No Simple Answer
Allen Iverson's Olympic dreams may be Larry Brown's nightmare
Allen Iverson wants to represent his country at the 2004 Olympics in Athens, saying of his possible exclusion from the U.S. team, "Anyone in their right mind who has seen me play for seven years knows mat wouldn't be fair." As 76ers coach, Larry Brown has had a front-row seat for six of those years; as 2004 Olympic coach, he'll have to decide how vigorously to lobby for the star who has battled so hard for him—and against him.
Iverson knows that Brown is not a voting member of the 12-person USA Basketball selection committee—and that Sixers G.M. Billy King is. Brown has told the committee that Iverson would be a worthy addition to the team, but he also made clear mat USA Basketball must explain to Iverson in detail the obligations involved. Players must block out 21 to 25 days this August for the regional Olympic qualifying tournament in Puerto Rico, where the U.S. will compete with nine other teams for three spots in Athens. In the summer of '04 players will also be tied up for five weeks, between an extended training camp, exhibition games in Europe and the Olympic tournament. And mainly for security reasons, the U.S. team will be staying in the Olympic Village, where no entourages are allowed.
NBA deputy commissioner Russ Granik told the Philadelphia Daily News that Iverson didn't help his candidacy by withdrawing from the world championship team last summer, citing the death of a friend, Ra Langford, who had been fatally shot almost a year earlier. But while the committee will be concerned about Iverson's controversial image, it will be hard to ignore his explosiveness on the court, especially coming off the bench.
So far Ray Allen, Kobe Bryant, Tim Duncan, Steve Francis, Jason Kidd, Tracy McGrady and Gary Payton have expressed interest in representing the U.S. in Athens, and Allen, Bryant and Kidd are expected to be among the first half-dozen players that the selection committee will announce, perhaps by All-Star weekend. That would leave two spots for guards, and not much playing time; when Brown coached the Olympic qualifying team at Puerto Rico in 1999, he started a backcourt of Kidd and Payton for all 10 games. In the end the Answer may decide that the trek isn't worth it, but if he isn't at least invited, the 76ers fear that his displeasure may make his already charged relationship with Brown more difficult.
The Nuggets' Master Plan
Lose Big Now, Spend Big Later
Has there ever been a non-expansion team with less proven talent than the Nuggets?

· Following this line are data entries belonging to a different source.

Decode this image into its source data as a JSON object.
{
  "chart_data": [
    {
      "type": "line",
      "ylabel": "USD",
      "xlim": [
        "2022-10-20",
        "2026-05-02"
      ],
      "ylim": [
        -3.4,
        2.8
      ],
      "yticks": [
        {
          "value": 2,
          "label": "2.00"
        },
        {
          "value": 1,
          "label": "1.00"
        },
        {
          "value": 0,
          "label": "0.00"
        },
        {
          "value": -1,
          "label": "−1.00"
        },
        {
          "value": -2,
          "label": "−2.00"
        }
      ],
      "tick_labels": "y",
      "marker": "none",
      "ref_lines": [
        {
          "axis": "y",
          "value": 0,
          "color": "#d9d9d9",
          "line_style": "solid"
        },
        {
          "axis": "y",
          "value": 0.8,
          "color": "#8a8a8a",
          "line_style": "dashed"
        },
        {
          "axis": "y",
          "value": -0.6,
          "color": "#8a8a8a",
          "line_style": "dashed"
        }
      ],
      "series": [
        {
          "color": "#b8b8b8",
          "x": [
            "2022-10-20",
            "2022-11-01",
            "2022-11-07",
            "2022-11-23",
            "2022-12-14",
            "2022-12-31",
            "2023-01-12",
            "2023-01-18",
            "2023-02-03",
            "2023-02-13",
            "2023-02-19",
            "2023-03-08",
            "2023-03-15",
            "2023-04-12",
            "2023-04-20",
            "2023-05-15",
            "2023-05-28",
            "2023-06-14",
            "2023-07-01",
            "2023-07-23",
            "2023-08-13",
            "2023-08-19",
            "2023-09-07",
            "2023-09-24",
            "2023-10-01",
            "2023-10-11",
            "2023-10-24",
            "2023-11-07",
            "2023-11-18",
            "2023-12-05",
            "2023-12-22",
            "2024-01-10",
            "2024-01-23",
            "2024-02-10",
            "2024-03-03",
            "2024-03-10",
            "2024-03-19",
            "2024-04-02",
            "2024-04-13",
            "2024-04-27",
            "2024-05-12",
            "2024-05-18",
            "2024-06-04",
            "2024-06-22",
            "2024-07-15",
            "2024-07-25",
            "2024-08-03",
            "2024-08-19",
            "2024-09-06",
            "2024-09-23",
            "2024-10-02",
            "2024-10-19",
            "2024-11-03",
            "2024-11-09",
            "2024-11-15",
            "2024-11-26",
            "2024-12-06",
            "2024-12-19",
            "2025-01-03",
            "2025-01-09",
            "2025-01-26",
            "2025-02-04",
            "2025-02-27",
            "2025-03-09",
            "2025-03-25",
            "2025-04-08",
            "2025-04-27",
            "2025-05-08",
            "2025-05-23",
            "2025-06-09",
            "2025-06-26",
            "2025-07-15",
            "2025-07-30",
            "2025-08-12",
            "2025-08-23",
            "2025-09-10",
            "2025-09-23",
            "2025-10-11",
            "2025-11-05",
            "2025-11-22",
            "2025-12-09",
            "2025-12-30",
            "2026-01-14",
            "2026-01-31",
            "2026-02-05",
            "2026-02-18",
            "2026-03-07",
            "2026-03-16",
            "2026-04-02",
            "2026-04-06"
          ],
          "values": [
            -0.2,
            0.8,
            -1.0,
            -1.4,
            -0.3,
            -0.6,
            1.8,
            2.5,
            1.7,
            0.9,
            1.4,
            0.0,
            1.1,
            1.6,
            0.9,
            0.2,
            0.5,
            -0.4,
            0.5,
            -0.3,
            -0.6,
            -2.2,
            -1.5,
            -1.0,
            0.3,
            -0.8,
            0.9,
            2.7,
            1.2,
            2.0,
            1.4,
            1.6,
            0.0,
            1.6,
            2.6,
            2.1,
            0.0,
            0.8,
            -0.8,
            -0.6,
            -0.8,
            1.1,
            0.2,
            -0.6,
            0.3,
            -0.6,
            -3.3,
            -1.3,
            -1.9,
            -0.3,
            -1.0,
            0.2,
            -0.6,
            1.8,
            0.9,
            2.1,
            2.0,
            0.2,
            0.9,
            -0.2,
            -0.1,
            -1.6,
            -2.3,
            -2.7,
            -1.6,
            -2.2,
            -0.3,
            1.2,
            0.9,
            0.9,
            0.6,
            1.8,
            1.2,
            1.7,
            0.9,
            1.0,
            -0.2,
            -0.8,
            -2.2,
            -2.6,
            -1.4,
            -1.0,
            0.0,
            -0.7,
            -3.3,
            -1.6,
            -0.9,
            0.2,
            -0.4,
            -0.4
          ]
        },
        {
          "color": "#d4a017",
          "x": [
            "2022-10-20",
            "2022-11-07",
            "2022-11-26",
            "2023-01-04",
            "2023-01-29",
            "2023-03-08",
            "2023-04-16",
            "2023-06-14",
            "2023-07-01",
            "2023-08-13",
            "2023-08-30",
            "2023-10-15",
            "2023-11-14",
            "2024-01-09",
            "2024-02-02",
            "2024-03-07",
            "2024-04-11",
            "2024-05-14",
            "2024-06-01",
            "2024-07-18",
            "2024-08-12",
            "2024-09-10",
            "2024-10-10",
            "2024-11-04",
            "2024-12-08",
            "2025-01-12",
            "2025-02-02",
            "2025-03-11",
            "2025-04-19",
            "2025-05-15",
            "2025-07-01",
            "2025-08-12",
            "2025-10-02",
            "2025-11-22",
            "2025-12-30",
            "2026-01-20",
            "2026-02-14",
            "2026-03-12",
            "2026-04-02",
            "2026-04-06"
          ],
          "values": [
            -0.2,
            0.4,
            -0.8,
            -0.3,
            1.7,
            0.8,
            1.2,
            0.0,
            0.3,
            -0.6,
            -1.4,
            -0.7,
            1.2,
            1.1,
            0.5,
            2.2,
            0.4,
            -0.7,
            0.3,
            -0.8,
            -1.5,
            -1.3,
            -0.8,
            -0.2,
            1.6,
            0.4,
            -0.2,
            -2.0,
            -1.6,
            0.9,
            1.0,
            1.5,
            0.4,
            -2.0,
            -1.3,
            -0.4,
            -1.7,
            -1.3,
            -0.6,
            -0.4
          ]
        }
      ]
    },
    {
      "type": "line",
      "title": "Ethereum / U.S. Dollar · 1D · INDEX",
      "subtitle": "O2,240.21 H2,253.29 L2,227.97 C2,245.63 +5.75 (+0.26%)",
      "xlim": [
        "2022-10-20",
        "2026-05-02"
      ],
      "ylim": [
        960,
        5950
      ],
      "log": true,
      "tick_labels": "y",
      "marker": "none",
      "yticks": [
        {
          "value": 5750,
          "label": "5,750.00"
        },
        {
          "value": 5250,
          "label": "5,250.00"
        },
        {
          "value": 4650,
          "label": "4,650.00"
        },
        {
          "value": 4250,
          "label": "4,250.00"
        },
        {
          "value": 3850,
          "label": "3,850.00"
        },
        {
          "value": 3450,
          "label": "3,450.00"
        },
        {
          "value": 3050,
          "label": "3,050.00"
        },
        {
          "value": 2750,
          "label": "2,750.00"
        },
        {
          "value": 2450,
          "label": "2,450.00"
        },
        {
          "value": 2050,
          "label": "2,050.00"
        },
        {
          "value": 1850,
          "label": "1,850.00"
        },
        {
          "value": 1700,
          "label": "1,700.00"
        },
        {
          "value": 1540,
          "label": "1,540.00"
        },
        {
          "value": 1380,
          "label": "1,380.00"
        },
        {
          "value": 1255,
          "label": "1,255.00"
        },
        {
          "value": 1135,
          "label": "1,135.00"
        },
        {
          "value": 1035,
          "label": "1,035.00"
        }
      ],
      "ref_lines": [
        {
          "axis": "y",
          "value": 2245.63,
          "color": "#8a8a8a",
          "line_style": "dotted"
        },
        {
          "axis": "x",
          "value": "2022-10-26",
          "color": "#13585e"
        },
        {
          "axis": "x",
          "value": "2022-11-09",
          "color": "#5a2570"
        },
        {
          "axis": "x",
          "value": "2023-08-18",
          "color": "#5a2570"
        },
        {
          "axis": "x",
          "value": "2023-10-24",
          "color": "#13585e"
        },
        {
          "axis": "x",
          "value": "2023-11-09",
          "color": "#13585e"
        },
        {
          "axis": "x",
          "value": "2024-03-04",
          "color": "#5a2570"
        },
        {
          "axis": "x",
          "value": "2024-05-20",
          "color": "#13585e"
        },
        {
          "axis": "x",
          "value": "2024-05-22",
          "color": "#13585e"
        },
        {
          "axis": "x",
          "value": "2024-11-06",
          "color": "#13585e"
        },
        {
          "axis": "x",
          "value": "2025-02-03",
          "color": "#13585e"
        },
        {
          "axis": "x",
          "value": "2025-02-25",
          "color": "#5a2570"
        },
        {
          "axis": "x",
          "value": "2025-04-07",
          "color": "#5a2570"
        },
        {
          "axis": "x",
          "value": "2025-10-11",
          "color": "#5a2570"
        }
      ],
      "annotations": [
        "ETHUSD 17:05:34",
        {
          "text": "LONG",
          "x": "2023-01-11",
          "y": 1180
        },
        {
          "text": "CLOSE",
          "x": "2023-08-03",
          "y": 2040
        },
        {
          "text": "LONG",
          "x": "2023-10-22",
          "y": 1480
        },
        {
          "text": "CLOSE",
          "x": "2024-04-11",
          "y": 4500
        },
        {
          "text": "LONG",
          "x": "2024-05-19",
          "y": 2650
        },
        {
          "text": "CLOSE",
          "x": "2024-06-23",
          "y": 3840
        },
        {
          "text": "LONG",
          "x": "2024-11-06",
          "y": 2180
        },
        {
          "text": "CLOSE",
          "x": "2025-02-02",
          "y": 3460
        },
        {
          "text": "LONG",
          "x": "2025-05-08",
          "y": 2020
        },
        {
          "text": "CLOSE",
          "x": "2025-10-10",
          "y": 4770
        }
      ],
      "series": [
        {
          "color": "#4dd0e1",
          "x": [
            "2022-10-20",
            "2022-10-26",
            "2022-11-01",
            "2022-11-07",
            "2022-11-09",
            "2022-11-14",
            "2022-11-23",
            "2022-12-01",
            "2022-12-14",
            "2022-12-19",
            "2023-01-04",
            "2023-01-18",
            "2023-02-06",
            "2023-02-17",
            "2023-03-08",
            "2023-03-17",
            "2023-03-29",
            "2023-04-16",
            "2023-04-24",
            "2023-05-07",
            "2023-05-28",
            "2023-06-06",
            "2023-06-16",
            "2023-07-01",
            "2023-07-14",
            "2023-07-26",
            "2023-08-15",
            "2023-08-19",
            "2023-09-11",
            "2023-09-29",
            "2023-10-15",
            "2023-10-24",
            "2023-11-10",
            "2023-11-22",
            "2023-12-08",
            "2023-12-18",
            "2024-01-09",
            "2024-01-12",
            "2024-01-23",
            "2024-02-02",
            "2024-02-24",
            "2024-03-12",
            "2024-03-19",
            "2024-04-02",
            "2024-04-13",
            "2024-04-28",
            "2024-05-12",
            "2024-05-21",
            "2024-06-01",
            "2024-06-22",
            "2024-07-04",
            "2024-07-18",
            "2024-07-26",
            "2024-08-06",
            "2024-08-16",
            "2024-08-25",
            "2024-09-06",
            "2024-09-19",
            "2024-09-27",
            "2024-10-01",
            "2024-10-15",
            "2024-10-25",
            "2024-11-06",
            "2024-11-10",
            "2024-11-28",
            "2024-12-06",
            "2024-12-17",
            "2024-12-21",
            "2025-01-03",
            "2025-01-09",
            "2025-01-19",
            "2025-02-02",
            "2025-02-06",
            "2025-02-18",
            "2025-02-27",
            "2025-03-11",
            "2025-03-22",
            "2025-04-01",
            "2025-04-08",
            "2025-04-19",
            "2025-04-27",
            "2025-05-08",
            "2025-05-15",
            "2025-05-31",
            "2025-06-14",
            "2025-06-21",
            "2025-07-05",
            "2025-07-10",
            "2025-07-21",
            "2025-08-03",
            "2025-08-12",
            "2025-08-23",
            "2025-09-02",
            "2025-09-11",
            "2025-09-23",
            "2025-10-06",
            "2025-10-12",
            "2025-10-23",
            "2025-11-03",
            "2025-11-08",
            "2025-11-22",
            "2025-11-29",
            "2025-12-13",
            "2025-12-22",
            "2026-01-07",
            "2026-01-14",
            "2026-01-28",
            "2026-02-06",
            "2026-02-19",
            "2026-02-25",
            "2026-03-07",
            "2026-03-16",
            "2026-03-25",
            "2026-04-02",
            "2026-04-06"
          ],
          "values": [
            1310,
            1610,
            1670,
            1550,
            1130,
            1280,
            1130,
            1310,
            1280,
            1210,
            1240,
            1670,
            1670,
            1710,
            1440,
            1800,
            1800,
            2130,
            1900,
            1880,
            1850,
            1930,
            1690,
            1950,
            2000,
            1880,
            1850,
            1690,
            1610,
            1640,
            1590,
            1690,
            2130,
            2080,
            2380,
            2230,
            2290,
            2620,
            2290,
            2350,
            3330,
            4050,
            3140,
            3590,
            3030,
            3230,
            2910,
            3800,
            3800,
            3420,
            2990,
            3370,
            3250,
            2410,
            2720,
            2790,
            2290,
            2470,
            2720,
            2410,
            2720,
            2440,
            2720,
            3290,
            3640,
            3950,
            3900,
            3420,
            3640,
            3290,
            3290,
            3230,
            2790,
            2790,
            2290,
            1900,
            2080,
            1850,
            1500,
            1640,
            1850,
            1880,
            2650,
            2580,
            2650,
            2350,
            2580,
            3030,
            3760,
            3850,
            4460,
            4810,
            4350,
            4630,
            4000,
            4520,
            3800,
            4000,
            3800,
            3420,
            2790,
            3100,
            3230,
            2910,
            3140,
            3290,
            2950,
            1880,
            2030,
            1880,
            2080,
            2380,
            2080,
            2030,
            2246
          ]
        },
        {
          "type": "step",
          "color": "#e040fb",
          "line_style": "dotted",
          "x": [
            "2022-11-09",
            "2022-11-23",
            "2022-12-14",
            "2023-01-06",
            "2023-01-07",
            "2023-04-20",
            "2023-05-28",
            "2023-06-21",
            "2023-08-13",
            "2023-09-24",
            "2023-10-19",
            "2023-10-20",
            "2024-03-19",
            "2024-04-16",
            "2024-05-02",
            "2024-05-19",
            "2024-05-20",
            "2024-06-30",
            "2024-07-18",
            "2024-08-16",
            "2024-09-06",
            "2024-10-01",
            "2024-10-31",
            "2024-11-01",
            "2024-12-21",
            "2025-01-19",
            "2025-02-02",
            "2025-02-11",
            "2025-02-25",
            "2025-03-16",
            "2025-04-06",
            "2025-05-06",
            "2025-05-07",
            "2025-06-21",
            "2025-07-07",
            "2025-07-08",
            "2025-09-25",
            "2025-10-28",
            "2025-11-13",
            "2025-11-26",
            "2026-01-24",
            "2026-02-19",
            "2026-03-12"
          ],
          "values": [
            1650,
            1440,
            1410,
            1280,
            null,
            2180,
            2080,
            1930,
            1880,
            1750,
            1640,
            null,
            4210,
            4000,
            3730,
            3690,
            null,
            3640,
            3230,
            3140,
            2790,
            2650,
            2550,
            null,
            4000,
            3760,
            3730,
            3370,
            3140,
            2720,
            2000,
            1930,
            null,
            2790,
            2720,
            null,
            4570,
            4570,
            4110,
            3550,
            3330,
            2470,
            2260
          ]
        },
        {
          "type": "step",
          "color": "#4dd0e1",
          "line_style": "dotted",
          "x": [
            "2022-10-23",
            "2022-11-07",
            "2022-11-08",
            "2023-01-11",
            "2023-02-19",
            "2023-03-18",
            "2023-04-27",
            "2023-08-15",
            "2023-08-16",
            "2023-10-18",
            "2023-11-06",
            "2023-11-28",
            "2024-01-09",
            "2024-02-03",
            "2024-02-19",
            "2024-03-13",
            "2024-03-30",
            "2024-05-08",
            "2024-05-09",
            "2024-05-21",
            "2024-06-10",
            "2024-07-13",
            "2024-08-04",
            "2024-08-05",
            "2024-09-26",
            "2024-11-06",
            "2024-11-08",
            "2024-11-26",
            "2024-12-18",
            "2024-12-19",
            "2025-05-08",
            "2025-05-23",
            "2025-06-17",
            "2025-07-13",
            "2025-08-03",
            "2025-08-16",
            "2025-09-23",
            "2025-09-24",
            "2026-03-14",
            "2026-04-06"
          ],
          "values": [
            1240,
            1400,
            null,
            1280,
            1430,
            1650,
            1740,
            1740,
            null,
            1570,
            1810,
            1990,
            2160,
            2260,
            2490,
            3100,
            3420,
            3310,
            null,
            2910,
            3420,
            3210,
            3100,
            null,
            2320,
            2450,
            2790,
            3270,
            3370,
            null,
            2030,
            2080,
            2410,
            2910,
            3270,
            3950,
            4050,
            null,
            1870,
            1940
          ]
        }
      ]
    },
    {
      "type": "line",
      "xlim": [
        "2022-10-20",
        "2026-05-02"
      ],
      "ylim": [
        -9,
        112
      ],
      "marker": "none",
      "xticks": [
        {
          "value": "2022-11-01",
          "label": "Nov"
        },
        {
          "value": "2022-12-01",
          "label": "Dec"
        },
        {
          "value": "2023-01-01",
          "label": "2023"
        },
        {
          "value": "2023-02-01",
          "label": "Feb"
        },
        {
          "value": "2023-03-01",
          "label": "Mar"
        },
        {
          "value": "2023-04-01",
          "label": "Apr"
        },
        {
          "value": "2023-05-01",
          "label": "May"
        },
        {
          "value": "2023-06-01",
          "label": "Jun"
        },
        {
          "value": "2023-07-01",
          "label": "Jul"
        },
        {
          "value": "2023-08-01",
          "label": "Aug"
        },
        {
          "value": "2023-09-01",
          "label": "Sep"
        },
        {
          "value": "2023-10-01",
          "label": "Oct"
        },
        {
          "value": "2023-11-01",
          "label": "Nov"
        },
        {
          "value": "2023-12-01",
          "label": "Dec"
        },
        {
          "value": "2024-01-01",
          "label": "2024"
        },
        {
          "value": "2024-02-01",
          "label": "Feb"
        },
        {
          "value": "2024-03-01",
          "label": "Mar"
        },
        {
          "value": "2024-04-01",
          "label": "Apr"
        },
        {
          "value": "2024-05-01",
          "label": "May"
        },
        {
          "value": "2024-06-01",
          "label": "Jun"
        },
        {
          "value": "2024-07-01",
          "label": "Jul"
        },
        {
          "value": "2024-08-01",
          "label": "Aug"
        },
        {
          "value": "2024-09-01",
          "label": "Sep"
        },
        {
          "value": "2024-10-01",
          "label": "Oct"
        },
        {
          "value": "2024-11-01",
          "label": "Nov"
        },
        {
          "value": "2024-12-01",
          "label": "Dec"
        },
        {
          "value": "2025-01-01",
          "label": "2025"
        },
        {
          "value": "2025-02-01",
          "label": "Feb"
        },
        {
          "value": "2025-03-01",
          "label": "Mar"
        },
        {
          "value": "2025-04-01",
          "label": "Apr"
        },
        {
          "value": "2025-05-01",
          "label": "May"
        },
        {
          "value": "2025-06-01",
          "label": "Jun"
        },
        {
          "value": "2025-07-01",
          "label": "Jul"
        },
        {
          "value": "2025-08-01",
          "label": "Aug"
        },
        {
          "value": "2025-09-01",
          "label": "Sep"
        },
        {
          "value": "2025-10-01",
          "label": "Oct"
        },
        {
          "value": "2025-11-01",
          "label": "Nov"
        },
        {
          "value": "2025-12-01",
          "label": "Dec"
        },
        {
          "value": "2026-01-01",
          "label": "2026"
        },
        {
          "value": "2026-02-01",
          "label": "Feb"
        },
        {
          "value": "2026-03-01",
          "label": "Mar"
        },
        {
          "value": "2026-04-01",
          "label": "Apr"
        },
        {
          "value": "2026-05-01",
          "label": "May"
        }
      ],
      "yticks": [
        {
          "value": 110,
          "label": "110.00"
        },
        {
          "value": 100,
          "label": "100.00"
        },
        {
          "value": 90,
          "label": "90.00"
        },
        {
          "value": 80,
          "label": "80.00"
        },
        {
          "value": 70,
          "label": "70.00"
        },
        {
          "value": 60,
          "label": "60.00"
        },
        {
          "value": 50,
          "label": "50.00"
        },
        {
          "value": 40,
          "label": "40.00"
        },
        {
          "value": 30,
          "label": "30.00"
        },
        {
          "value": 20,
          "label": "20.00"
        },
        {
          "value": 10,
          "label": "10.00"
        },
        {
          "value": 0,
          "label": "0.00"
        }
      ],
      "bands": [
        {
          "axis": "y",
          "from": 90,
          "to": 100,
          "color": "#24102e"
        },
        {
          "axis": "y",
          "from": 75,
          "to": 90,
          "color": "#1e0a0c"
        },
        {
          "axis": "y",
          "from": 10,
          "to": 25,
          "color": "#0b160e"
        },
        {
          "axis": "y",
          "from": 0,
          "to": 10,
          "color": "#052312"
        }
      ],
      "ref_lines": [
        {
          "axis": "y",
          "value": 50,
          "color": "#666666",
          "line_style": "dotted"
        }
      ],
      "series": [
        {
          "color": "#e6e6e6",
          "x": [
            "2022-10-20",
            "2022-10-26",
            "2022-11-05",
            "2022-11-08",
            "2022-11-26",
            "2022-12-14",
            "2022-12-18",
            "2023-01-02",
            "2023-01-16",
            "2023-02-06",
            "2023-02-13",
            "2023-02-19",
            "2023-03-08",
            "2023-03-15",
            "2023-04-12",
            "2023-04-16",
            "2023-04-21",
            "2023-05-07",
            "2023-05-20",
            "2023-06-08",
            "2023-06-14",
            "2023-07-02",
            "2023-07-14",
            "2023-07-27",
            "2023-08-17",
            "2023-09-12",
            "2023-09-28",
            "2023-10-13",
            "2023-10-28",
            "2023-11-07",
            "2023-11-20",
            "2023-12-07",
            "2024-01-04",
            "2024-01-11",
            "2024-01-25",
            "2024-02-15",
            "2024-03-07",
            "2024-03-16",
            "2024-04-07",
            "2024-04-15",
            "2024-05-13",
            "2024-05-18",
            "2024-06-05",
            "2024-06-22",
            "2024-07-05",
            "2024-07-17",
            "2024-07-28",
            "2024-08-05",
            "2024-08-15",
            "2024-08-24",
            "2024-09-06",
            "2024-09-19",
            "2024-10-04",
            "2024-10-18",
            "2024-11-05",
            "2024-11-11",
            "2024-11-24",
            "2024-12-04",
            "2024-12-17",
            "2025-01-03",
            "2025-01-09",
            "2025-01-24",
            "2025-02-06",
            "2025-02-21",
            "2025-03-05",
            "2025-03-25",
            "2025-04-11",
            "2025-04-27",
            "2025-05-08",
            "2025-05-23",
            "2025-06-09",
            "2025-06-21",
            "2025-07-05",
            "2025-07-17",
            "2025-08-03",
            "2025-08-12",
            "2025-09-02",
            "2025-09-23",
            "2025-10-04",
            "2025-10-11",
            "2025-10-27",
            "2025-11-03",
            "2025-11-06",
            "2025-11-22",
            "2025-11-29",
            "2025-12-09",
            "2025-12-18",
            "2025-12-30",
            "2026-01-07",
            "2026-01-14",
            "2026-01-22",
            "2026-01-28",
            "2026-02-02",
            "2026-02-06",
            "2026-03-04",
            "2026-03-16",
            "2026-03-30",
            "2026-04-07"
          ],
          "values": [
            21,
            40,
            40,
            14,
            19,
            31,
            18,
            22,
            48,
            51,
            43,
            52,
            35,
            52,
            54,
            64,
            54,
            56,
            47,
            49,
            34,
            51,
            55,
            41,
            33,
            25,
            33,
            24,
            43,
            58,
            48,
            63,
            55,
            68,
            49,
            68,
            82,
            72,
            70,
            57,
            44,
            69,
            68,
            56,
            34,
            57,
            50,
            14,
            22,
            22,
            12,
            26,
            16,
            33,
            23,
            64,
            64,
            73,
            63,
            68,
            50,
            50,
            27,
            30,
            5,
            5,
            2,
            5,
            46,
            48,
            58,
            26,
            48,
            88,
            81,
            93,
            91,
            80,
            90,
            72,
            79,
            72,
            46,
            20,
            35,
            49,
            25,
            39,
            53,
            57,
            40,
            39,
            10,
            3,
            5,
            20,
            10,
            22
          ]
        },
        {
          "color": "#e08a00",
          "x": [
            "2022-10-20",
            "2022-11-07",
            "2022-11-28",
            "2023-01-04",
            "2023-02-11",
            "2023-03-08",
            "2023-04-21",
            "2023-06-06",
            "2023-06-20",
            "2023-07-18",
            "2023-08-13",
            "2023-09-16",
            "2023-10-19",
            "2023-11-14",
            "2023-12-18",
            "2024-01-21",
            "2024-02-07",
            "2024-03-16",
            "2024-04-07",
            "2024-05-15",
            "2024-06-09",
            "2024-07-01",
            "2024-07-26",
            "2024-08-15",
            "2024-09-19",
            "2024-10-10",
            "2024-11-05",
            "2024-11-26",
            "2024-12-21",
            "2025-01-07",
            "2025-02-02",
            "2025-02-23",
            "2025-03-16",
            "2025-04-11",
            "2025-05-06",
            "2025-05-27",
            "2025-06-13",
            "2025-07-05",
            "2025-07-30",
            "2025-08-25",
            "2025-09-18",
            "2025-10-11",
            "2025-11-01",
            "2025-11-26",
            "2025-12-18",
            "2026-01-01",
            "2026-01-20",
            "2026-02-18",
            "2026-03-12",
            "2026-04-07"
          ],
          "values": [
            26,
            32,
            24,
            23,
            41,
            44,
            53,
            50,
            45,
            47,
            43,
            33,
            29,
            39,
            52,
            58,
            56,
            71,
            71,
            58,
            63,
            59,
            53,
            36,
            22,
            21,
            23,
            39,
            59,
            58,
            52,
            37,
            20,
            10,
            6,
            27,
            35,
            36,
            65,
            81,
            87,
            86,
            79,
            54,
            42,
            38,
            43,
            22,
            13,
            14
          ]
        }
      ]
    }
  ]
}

Five of their players are rookies, including a starting backcourt that consists of a second-round pick (Vincent Yarbrough of Tennessee) and an undrafted Division II point guard (Junior Harrington of Wingate [ N.C.] College). At week's end Denver was shooting just 40.0% and scoring 80.8 points per game, putting the Nuggets on course to become the least accurate team in 40 years and the lowest-scoring one since the 24-second shot clock went into effect in 1954. "We miss 10 or 11 layups a game," says yet another rookie, coach Jeff Bzdelik, with a wince.
So why were 17,393 fans at the Pepsi Center last Saturday cheering throughout an 87-76 loss to the vastly superior Kings? Maybe it was because, as Sacramento coach Rick Adelman said of the Nuggets afterward, "they just keep coming at you, and they never quit." Or maybe it was that after years of putting up with underachieving teams and griping millionaires, the fans have been smitten by players who are humble and hungry. The loss left Denver at 7-25 (a game ahead of the Cavaliers in the LeBron James lottery race), but 12 of the Nuggets' losses have been by single digits, and their victories have included shockers against the Pacers, Spurs, Suns and Trail Blazers.
When Kiki Vandeweghe replaced Dan Issel as general manager before the 2001-02 season, Denver was a perennial loser with the league's seventh-highest payroll. Vandeweghe spent his first year unloading such high-priced talent as Nick Van Exel, Raef Lafrentz and Antonio McDyess. He replaced them this season with recent lottery picks Nikoloz Tskitishvili (19 years old), Nene Hilario (20) and Rodney White (22). All are promising but raw; only Hilario—an active 6'11", 260-pounder from Brazil—has been a consistent contributor. Vandeweghe then made a coach out of Bzdelik, the team's Eastern scout "I told Jeff I want two things," says Vandeweghe. 'Teach the young players to work hard and play fundamentally sound, aggressive, man-to-man defense."
Following that mandate, the 49-year-old Bzdelik (buzz-DEL-ik) is helping the franchise establish an identity. Through Sunday, Denver was forcing an NBA-best 18.3 turnovers and holding opponents to 89.0 points per game (fifth lowest in the league). The results are more impressive if you consider that center Marcus Camby, point guard Chris Whitney and forward Chris Andersen—three of Bzdelik's top seven players—have missed a combined 60 games because of injuries and that Vandeweghe unloaded No. 2 scorer James Posey to the Rockets in a three-way deal last month for a pair of draft picks.